O ministro Luís Roberto Barroso, do Supremo Tribunal Federal (STF), afirmou ontem que as instituições brasileiras de Estado "foram aparelhadas como de governo". Barroso, que também é presidente do Tribunal Superior Eleitoral (TSE), disse que o Brasil, assim como outros países, passou por uma onda populista, com "sustos" à democracia.

"Vivemos alguns momentos de preocupação ao longo de dois anos, com ataque às instituições, que reagiram, mas não acho que tenham escapado sem escoriações", afirmou Barroso em evento promovido pela Febraban e CNI. "Há instituições de Estado que foram aparelhadas como de governo, que é errado e ruim para a democracia", completou o ministro, sem citar o presidente Jair Bolsonaro.

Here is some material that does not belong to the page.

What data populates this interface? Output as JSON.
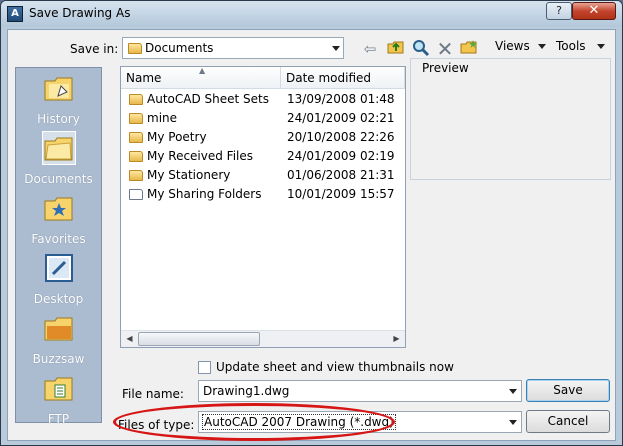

Na noite de anteontem, Bolsonaro disse, em entrevista, que o ex-juiz e ex-ministro da Justiça Sérgio Moro, pré-candidato à Presidência, "não fez absolutamente nada para que o Coaf e a Receita não bisbilhotassem" a vida dele e a dos demais brasileiros. Após as declarações, Moro acionou o Supremo Tribunal Federal (STF) pedindo a análise da manifestação do presidente.

Barroso foi alvo de Bolsonaro durante todo este ano e chegou a ser chamado de "filho da puta" por ele. Nesta quinta-feira, Bolsonaro voltou a atacar o ministro Alexandre de Moraes, do STF, que recentemente abriu mais um inquérito para investigá-lo. Moraes presidirá o TSE durante as eleições de 2022.

 

VOTO IMPRESSO. Durante o evento, Barroso criticou o debate do voto impresso. Na sua avaliação, o Brasil passou o ano inteiro discutindo a "bobagem do voto impresso, que foi sepultado". "Voto no papel sempre propiciou ambiente de fraude e usurpação. Passamos o ano de 2021 inteiro defendendo o sistema que funciona, para impedir que fosse alterado para o sistema da fraude", disse o ministro.

O presidente do TSE defendeu, mais uma vez, a integridade das urnas eletrônicas e disse apostar que as eleições do próximo ano serão "lisas, limpas e seguras".